There is a lot more to see then what I ever imagined in what from the outside seems like a small space beside the CN Tower. They manage to pack a lot of cool stuff into their space. Our highlights were the jellyfish ("Planet Jellies"), the Canadian exhibits (which managed to make Great Lake fish interesting), and the an extensive tube for viewers to submerge themselves in a tank of sharks and rays ("Dangerous Lagoon").
As a parent and digital media aficionado, what I like best about it the aquarium is how interactive they made the experience for kids. I've blogged before about how traditional attractions, cultural sites, and museums are using digital media and interactivity as it's something I think can really entice people into a collection or site and make for a memorable, let alone enjoyable, experience. (Sadly, Toronto's sites actually seems to be getting worse at this, such as the Art Gallery of Ontario and the Royal Ontario Museum dismal track record.)
Ripley's Aquarium of Canada doesn't use a lot of digital media and doesn't have a mobile app. I think people are excited enough to explore the novelty of our new aquarium that we don't yet need a mobile app - but it would be a great way to add more interactivity, engagement, and learning opportunities (and I'd be happy to help design such as app, by the way).
There are, however, ample forms of physical interactions in the forms of play structures, tubes to crawl through shark tanks, water tables (of Ontario's locks), buttons to press for sound & light effects, touching ponds, and a shark to put one's hand in to guess what they ate.
But there are so quite good digital experiences to be had to.

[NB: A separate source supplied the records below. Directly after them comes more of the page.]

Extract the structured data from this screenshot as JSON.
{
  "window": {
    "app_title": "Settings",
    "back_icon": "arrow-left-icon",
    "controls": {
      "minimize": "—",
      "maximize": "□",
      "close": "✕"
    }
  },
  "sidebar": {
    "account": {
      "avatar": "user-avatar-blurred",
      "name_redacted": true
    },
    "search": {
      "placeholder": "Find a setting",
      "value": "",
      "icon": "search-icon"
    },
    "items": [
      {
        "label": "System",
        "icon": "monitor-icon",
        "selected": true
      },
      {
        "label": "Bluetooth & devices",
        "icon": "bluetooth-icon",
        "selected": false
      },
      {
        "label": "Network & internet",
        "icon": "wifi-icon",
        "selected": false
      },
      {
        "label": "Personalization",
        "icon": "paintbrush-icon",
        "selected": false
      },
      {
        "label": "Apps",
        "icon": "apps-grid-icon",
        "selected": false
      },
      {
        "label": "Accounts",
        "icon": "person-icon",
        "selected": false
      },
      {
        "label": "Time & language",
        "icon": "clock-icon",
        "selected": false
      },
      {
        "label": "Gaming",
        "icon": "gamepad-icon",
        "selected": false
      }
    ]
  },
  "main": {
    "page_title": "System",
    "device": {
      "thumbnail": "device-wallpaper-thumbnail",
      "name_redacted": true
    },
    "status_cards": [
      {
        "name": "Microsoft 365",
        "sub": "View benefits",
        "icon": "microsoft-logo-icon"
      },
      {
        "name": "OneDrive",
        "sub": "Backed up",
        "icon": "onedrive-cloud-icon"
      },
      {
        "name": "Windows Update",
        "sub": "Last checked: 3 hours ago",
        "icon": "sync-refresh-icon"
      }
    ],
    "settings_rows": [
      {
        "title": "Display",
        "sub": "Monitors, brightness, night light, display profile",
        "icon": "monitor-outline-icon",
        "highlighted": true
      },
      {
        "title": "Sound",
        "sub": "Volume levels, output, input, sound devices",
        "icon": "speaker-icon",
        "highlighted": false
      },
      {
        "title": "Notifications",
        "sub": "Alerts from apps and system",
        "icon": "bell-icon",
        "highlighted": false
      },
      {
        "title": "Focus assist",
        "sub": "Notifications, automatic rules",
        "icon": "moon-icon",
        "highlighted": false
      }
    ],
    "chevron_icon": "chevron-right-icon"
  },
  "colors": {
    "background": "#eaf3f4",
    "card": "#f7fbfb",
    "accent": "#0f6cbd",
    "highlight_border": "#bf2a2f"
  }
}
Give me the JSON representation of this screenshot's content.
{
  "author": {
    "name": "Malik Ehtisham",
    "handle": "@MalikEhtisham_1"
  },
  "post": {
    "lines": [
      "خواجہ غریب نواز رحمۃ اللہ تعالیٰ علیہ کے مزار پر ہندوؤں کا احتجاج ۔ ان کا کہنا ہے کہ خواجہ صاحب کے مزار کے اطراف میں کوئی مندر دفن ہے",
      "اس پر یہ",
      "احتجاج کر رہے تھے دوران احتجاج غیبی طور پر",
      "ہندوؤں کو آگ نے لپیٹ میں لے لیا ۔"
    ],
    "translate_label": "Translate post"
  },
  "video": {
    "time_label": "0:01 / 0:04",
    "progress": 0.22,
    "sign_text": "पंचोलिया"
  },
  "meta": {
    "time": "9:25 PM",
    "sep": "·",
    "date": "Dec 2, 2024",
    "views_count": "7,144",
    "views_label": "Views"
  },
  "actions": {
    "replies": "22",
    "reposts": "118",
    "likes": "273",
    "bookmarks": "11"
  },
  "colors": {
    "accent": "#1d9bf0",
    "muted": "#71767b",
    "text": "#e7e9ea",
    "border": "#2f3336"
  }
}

In relation to the West Coast kelp forest, they had a fun video game. I didn't notice any accompanying educational components, but I'm not one of those parents that thinks everything has to have an overt "educational" component to have value. Just engaging kids while at these types of places is enough - let alone avoiding the tedium that comes with row upon row of "glass boxes" (as my young daughter called them) such as found extensively now at the ROM.
There was a cool screen that allowed people to have their motions move and play with jellyfish (at least realistic looking digital representations). They also had a mini-program that allowed kids to put together their own jellyfish character. Usually with such programs, they give one the option to have the final creations emailed to you. In a stroke of marketing genius, this only gave kids the option to post to Facebook - or rather, since children aren't allowed to have Facebook accounts, to post to a parent's Facebook page (and free advertising will be achieved.) Still my daughter really enjoyed doing this and it gave her a cheap souvenir.
But as much fun as the various interactivity was, when one goes to an aquarium there is one overriding expectation: cool sharks! In the end, it is all about the sharks and they delivered Discovery Channel style!